Roma. Il colosso farmaceutico americano Purdue ha fatto tutto ciò che era in suo potere per raccontare la procedura di bancarotta da poco presentata come il modo più rapido e certo per risarcire i milioni di americani danneggiati dalla dipendenza da OxyContin e altri oppiacei prodotti dall’azienda. Un patteggiamento, dice Purdue, eviterebbe “un caleidoscopio di processi in tribunale” che costerebbe all’azienda, tanto per avere un’idea, 263 milioni di dollari in spese legali soltanto per quanto riguarda il 2019. Tutti soldi che non finirebbero nelle tasche di chi ha sporto denuncia.
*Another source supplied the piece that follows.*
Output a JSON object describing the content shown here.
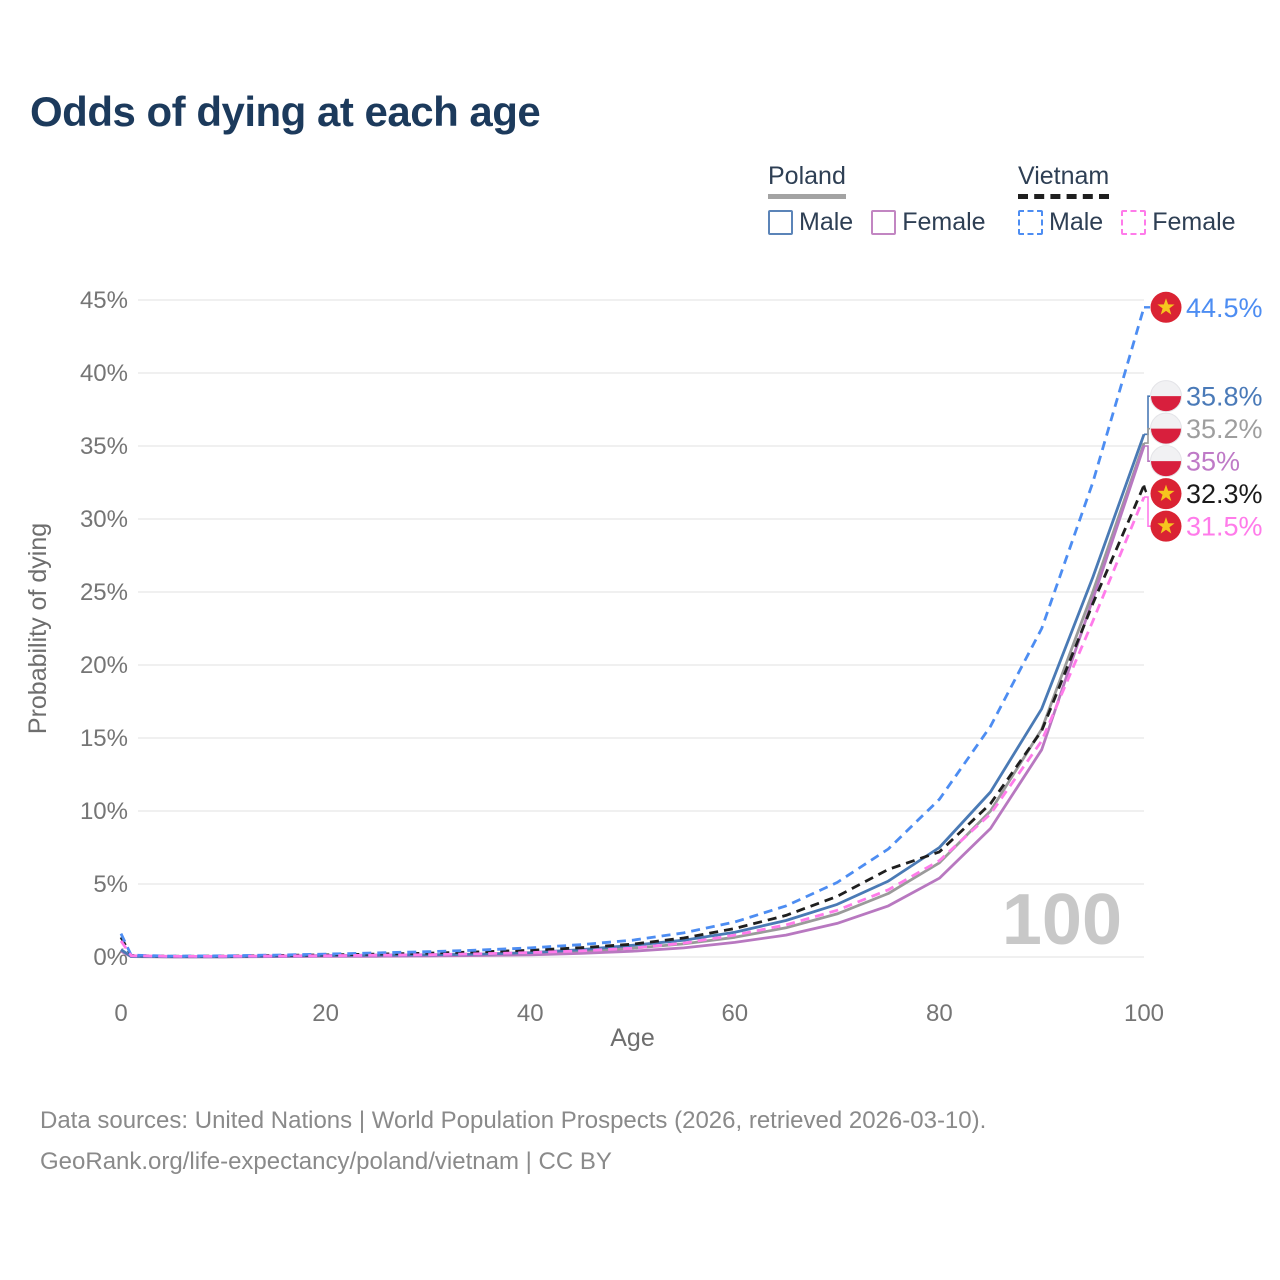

La bancarotta darebbe immediata soddisfazione alla parte lesa, spartirebbe con una complicata ristrutturazione l’ingente patrimonio di Purdue così com’è ora (circa 10 miliardi di dollari) e, in cambio, chiuderebbe all’istante i 2.600 procedimenti aperti negli Stati Uniti e al momento accorpati presso una corte federale dell’Ohio.

 

Il gigante che in decenni di menzogne e campagne di marketing fuorvianti ha trasformato gli antidolorifici in una piaga sociale su larga scala finisce gambe all’aria e chi ha subito danni si prende la fetta di bottino che gli spetta. Un bel lieto fine, no? La storia è più complicata di così. Purdue ha pianificato questa manovra con cura. E’ almeno dall’estate del 2018 che la famiglia Sackler, dinastia americana favolosamente ricca e proprietaria di Purdue, lavora per organizzare un patteggiamento vantaggioso. Quando sono finiti sotto il vociante boicottaggio degli studenti di Harvard e di altre università d’élite, per via dei fondi che generosamente versavano, i Sackler ha messo a capo del board di Purdue Steve Miller, uno dei più noti specialisti di ristrutturazioni, e si sono affidati allo studio legale Davis, Polk & Wardwell, esperti di diritto fallimentare. Il progetto prevede lo smantellamento di Purdue e la cessione di Mundipharma, un’altra controllata in Inghilterra, in cambio della protezione della famiglia Sackler, che tecnicamente non è sotto processo. Se l’accordo proposto alle procure americane andrà in porto, i Sackler perderanno il gioiello di famiglia, ma loro molto probabilmente non saranno perseguibili e non dovranno ammettere alcuna colpa. E rimarrà loro qualche altro gioiello che hanno sapientemente nascosto prevedendo la bancarotta, come il miliardo di dollari che secondo la procura di New York hanno trasferito in vari conti esteri a nome di uno dei membri della famiglia. Se la caveranno, secondo un conteggio ancora da confermare, sborsando 3 miliardi di dollari, finanziando il resto dei risarcimenti proprio con i proventi dell’OxyContin. In pratica, la bancarotta dell’azienda rischia di trasformarsi in una specie di vittoria per le “persone che sono fra le più responsabili della scia di morte e distruzione che l’epidemia di oppiacei ha lasciato dietro di sé”, come ha detto il procuratore generale della North Carolina, Josh Stein.

 

Stein è uno fra i ventiquattro procuratori generali che non vogliono accettare il patteggiamento, e propende invece per infilarsi in quel caleidoscopio di cause legali che l’azienda descrive come un pantano che darà risarcimenti incerti e in tempi biblici. In realtà, i critici del compromesso dicono anche che le stime offerte dalla proprietà sull’ammontare che effettivamente sarà risarcito sono esagerate, così da indurre le parti ad accettare un accordo che alla prova dei fatti si rivelerà più svantaggioso per la parte lesa di come è presentato. Altri ventiquattro procuratori propendono invece per l’accordo, insistendo sulla priorità di risarcire le vittime. Il caso Purdue configura un dilemma della giustizia: accettare un accordo che lascia a piede libero i responsabili ma risarcisce le vittime, oppure inseguire fino alla fine la famiglia Sackler, affrontando incertezze e lungaggini di migliaia di processi? La procuratrice generale di New York, Letitia James, una delle voci al centro del dibattito ha sintetizzato così una conclusione a cui diversi degli attori coinvolti sono arrivati: “Qualunque accordo tolga agli americani miliardi di dollari, permetta ai Sackler di fuggire dalle loro responsabilità e lasci che questa famiglia continui a fornire le sue droghe al mondo è un pessimo accordo”.